It was like the wave of grief swallowed me up in an instant. A physical blow that took my breath away.
This blue satin was purchased by Gavin's Grandma Bailey. She bought it to make the pillow his head now rests on. She said, "It matches the color of his eyes." And it does - perfectly.
Somehow, I still cannot come to grips with the separation from Gavin's physical body. I know his spirit no longer resides in that sweet little imperfect - yet so perfect - body. A body that now lies under a patch of grass next to many, many other two foot caskets. I have tried to explain the feeling I have about burying a child a being separated from that child's body. It's indescribable. Something no one really gets until they do it themselves.
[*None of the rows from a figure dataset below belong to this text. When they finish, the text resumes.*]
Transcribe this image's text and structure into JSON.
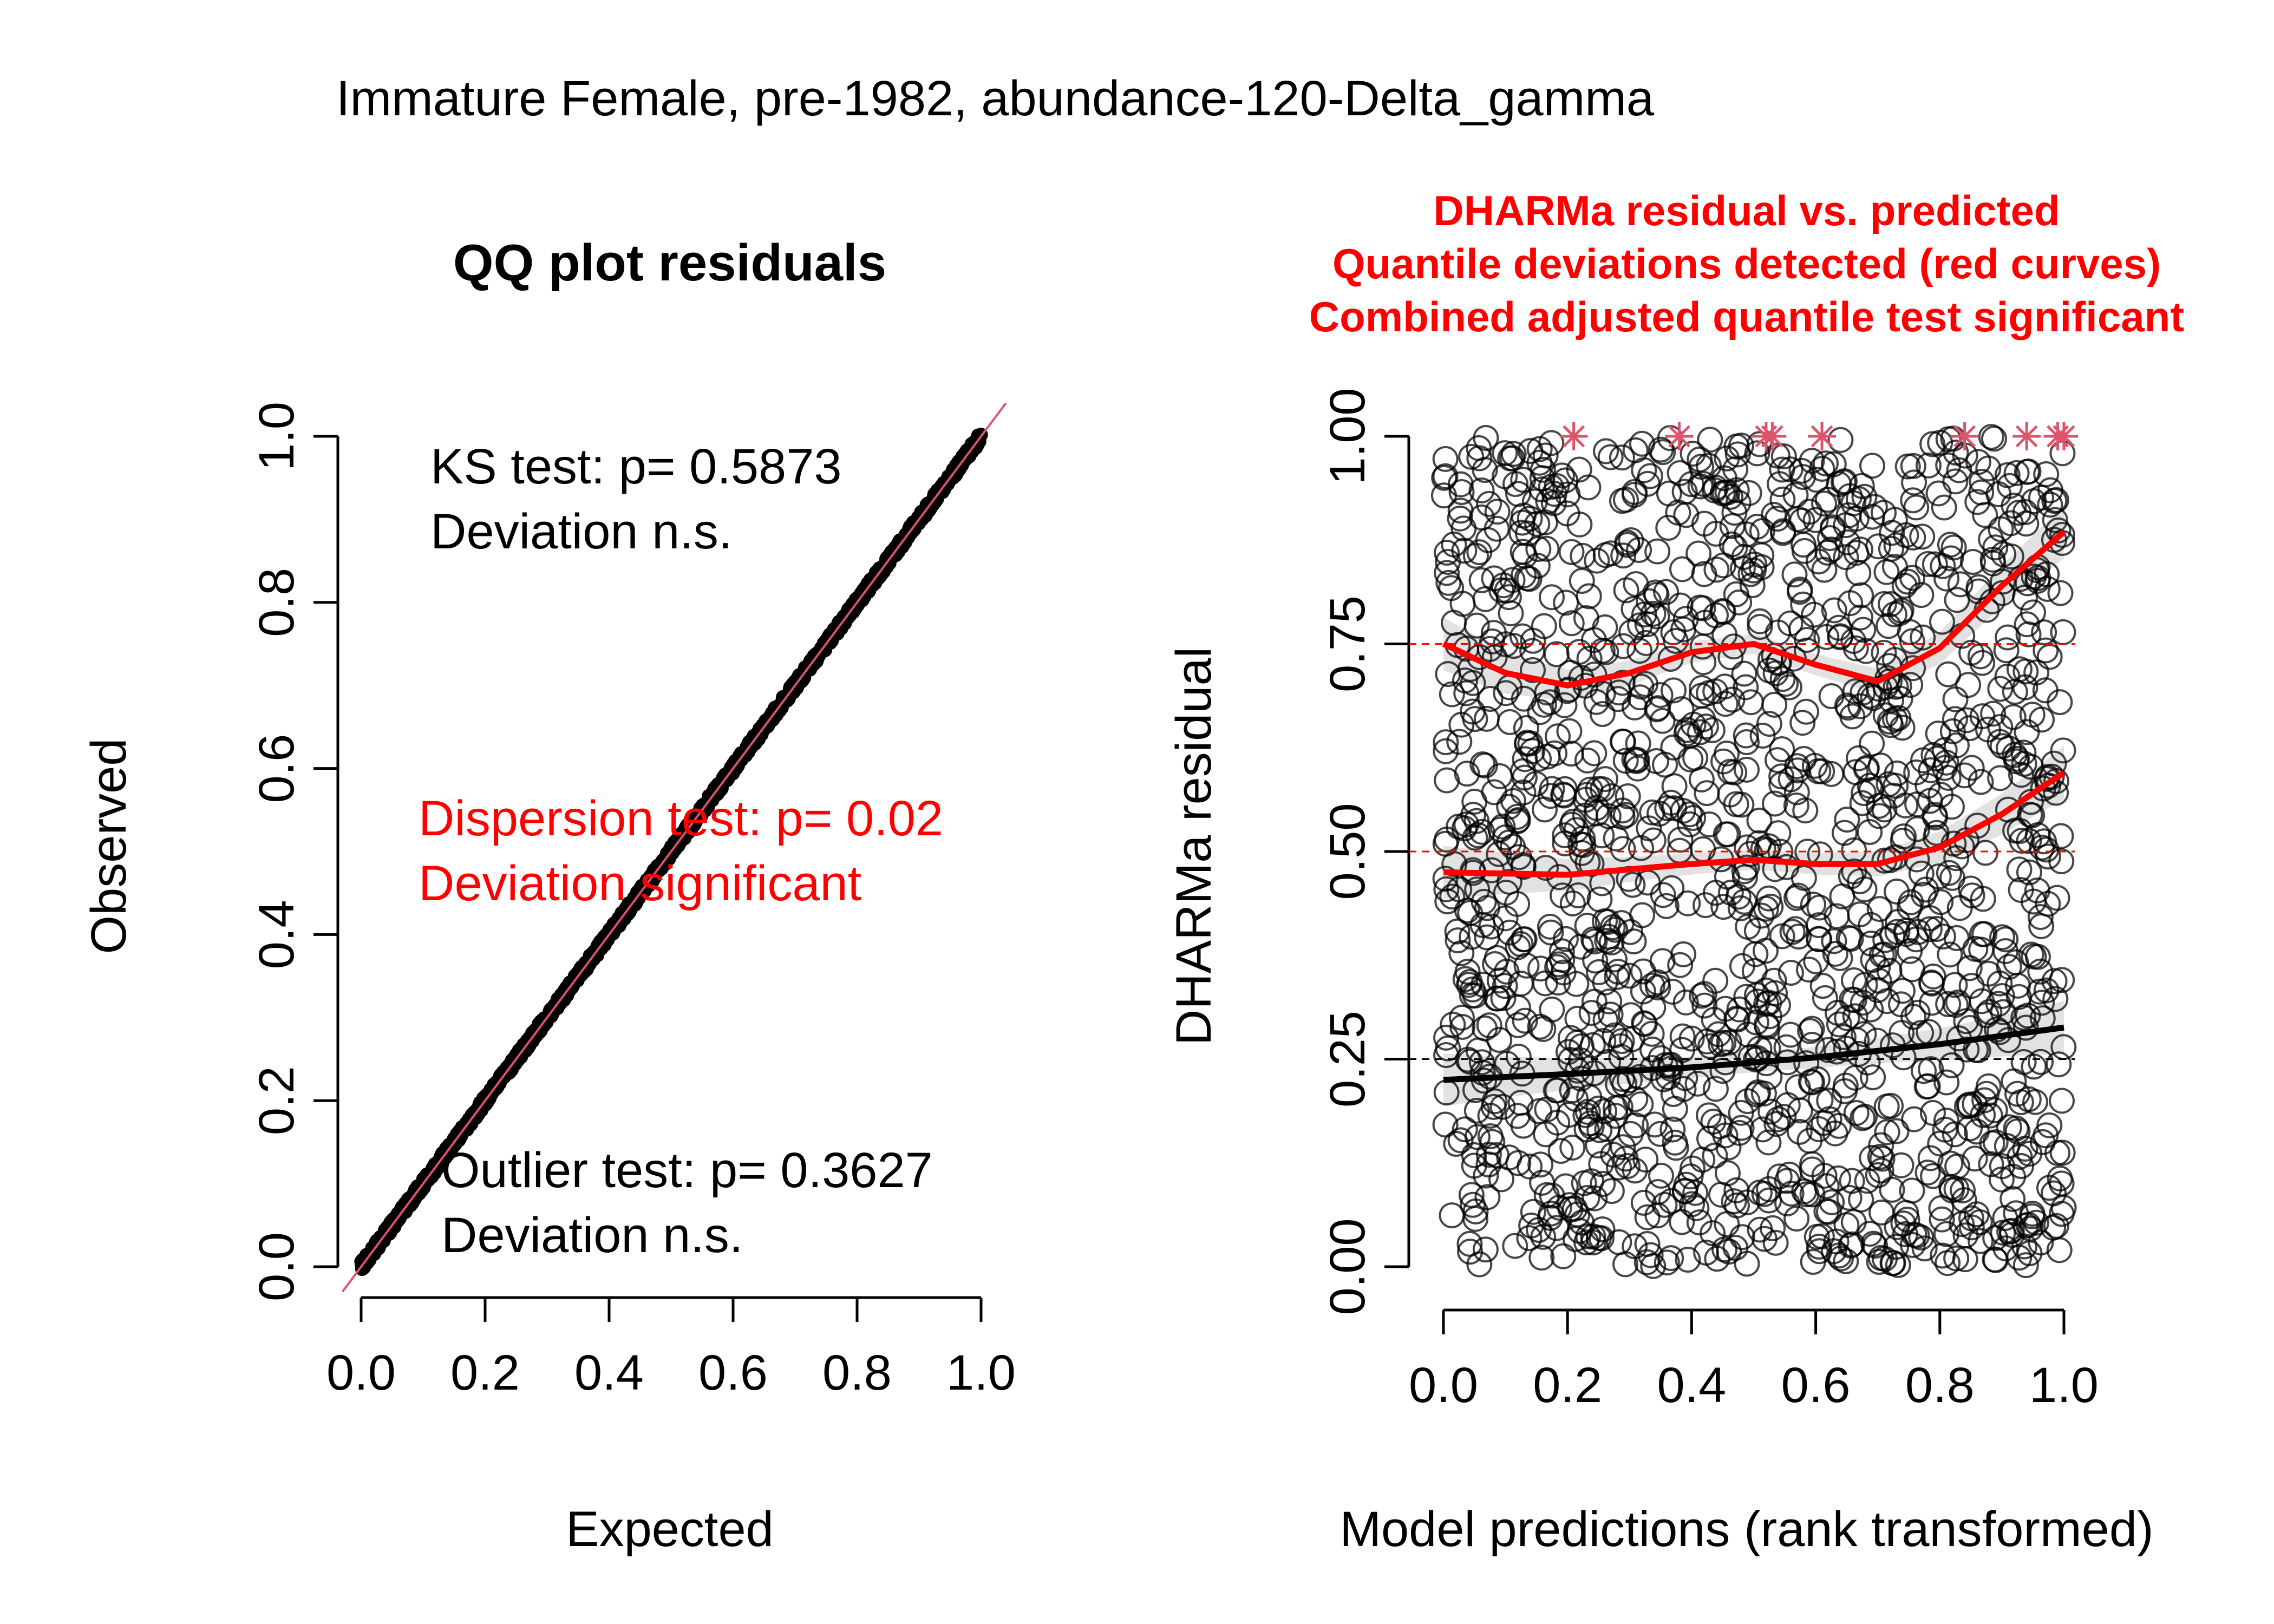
{
  "figure_title": "Immature Female, pre-1982, abundance-120-Delta_gamma",
  "colors": {
    "points": "#000000",
    "significant": "#ff0000",
    "reference_line": "#df536b",
    "band": "#bfbfbf"
  },
  "chart_data": [
    {
      "type": "scatter",
      "title": "QQ plot residuals",
      "xlabel": "Expected",
      "ylabel": "Observed",
      "xlim": [
        0,
        1
      ],
      "ylim": [
        0,
        1
      ],
      "xticks": [
        "0.0",
        "0.2",
        "0.4",
        "0.6",
        "0.8",
        "1.0"
      ],
      "yticks": [
        "0.0",
        "0.2",
        "0.4",
        "0.6",
        "0.8",
        "1.0"
      ],
      "reference_line": {
        "x": [
          0,
          1
        ],
        "y": [
          0,
          1
        ]
      },
      "series": [
        {
          "x": [
            0.0,
            0.1,
            0.2,
            0.3,
            0.4,
            0.5,
            0.6,
            0.7,
            0.8,
            0.9,
            1.0
          ],
          "y": [
            0.0,
            0.1,
            0.2,
            0.3,
            0.4,
            0.5,
            0.6,
            0.7,
            0.8,
            0.9,
            1.0
          ]
        }
      ],
      "annotations": {
        "ks": {
          "line1": "KS test: p= 0.5873",
          "line2": "Deviation  n.s."
        },
        "dispersion": {
          "line1": "Dispersion test: p= 0.02",
          "line2": "Deviation  significant"
        },
        "outlier": {
          "line1": "Outlier test: p= 0.3627",
          "line2": "Deviation  n.s."
        }
      }
    },
    {
      "type": "scatter",
      "title_lines": [
        "DHARMa residual vs. predicted",
        "Quantile deviations detected (red curves)",
        "Combined adjusted quantile test significant"
      ],
      "xlabel": "Model predictions (rank transformed)",
      "ylabel": "DHARMa residual",
      "xlim": [
        0,
        1
      ],
      "ylim": [
        0,
        1
      ],
      "xticks": [
        "0.0",
        "0.2",
        "0.4",
        "0.6",
        "0.8",
        "1.0"
      ],
      "yticks": [
        "0.00",
        "0.25",
        "0.50",
        "0.75",
        "1.00"
      ],
      "reference_lines": [
        0.25,
        0.5,
        0.75
      ],
      "n_points": 1600,
      "quantile_curves": [
        {
          "quantile": 0.25,
          "significant": false,
          "x": [
            0.0,
            0.2,
            0.4,
            0.6,
            0.8,
            1.0
          ],
          "y": [
            0.225,
            0.232,
            0.24,
            0.252,
            0.268,
            0.288
          ]
        },
        {
          "quantile": 0.5,
          "significant": true,
          "x": [
            0.0,
            0.2,
            0.4,
            0.5,
            0.6,
            0.7,
            0.8,
            0.9,
            1.0
          ],
          "y": [
            0.475,
            0.472,
            0.485,
            0.49,
            0.485,
            0.485,
            0.505,
            0.545,
            0.595
          ]
        },
        {
          "quantile": 0.75,
          "significant": true,
          "x": [
            0.0,
            0.1,
            0.2,
            0.3,
            0.4,
            0.5,
            0.6,
            0.7,
            0.8,
            0.9,
            1.0
          ],
          "y": [
            0.75,
            0.715,
            0.7,
            0.715,
            0.74,
            0.75,
            0.725,
            0.705,
            0.745,
            0.82,
            0.885
          ]
        }
      ],
      "outliers": {
        "x": [
          0.21,
          0.38,
          0.52,
          0.53,
          0.61,
          0.84,
          0.94,
          0.99,
          1.0
        ],
        "y": 1.0
      }
    }
  ]
}
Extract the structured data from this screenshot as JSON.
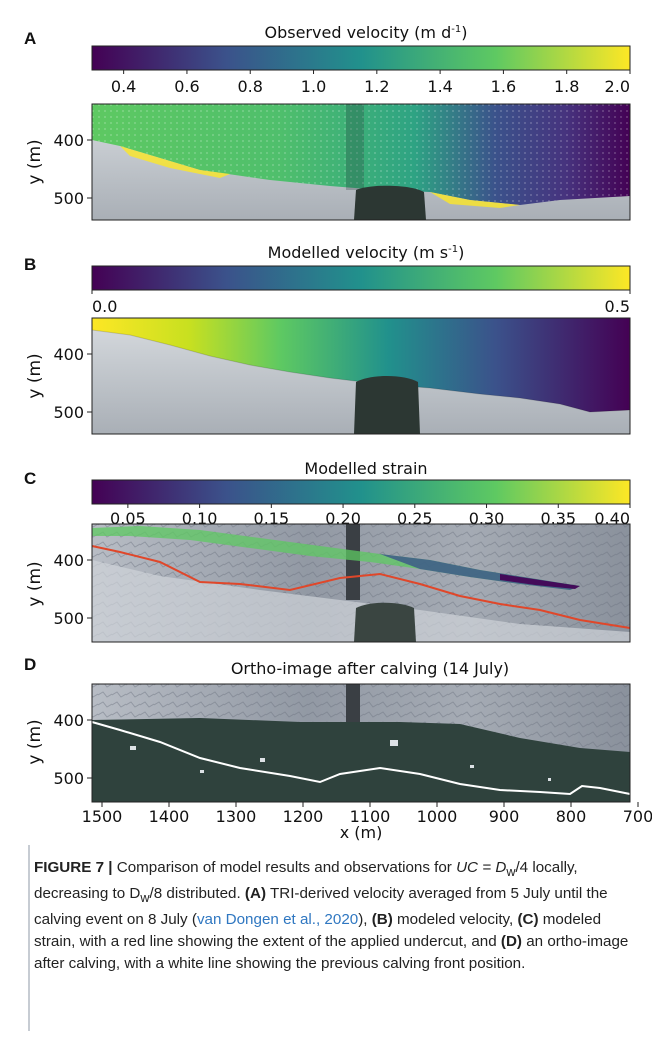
{
  "figure": {
    "panels": [
      {
        "letter": "A",
        "title": "Observed velocity (m d",
        "title_sup": "-1",
        "title_close": ")",
        "colorbar_ticks": [
          "0.4",
          "0.6",
          "0.8",
          "1.0",
          "1.2",
          "1.4",
          "1.6",
          "1.8",
          "2.0"
        ],
        "y_ticks": [
          "400",
          "500"
        ],
        "y_label": "y (m)"
      },
      {
        "letter": "B",
        "title": "Modelled velocity (m s",
        "title_sup": "-1",
        "title_close": ")",
        "colorbar_ticks": [
          "0.0",
          "0.5"
        ],
        "y_ticks": [
          "400",
          "500"
        ],
        "y_label": "y (m)"
      },
      {
        "letter": "C",
        "title": "Modelled strain",
        "title_sup": "",
        "title_close": "",
        "colorbar_ticks": [
          "0.05",
          "0.10",
          "0.15",
          "0.20",
          "0.25",
          "0.30",
          "0.35",
          "0.40"
        ],
        "y_ticks": [
          "400",
          "500"
        ],
        "y_label": "y (m)"
      },
      {
        "letter": "D",
        "title": "Ortho-image after calving (14 July)",
        "title_sup": "",
        "title_close": "",
        "colorbar_ticks": [],
        "y_ticks": [
          "400",
          "500"
        ],
        "y_label": "y (m)"
      }
    ],
    "x_ticks": [
      "1500",
      "1400",
      "1300",
      "1200",
      "1100",
      "1000",
      "900",
      "800",
      "700"
    ],
    "x_label": "x (m)",
    "colors": {
      "viridis": [
        "#440154",
        "#3b528b",
        "#21918c",
        "#5ec962",
        "#fde725"
      ],
      "undercut_line": "#e0472a",
      "front_line": "#ffffff",
      "water": "#2f423d",
      "ice": "#c9ced3"
    }
  },
  "caption": {
    "label": "FIGURE 7 |",
    "p1": " Comparison of model results and observations for ",
    "uc": "UC",
    "eq1": " = D",
    "sub_w1": "w",
    "p2": "/4 locally, decreasing to D",
    "sub_w2": "w",
    "p3": "/8 distributed. ",
    "a": "(A)",
    "p4": " TRI-derived velocity averaged from 5 July until the calving event on 8 July (",
    "ref": "van Dongen et al., 2020",
    "p5": "), ",
    "b": "(B)",
    "p6": " modeled velocity, ",
    "c": "(C)",
    "p7": " modeled strain, with a red line showing the extent of the applied undercut, and ",
    "d": "(D)",
    "p8": " an ortho-image after calving, with a white line showing the previous calving front position."
  }
}
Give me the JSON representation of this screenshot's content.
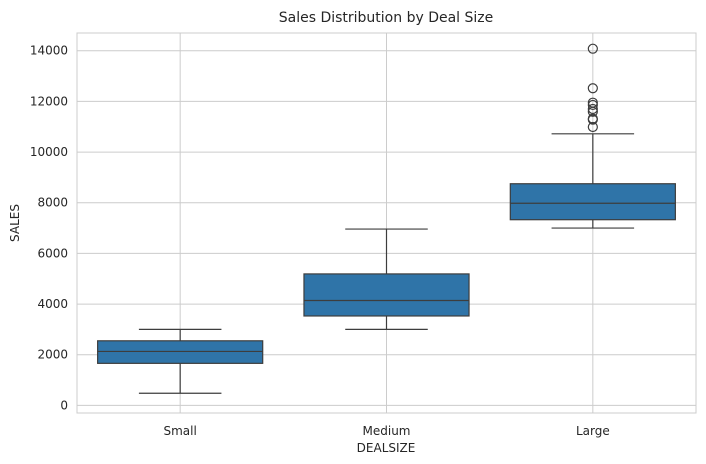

I pray there is never another mother who has to do this.
I dreamed of creating a sweet baby all my life. I carried that little body for eight months. Cared for it for three months in a hospital. Held it while it breathed the last breath. Held it for two hours before placing it on that blue satin pillow. And gave it one last kiss before they closed the top and we said goodbye. No one can say there isn't a strong connection and love between a child's body and a mother. Even when the spirit has left. A mother still cares for it. Longs to hold it. Just for one more minute. To give it a million more kisses.
I have come to a peace about Gavin's plan. And mine too. I know that I cannot be with his spirit right now, but to know that his blond hair, blue eyes and funny little grin are just a mere two miles from my home . . . it's almost more than I can bear right now.
I miss him today. Desperately. I miss his sweet spirit and tiny little body that now lays on a pillow of blue satin - that matches his eyes.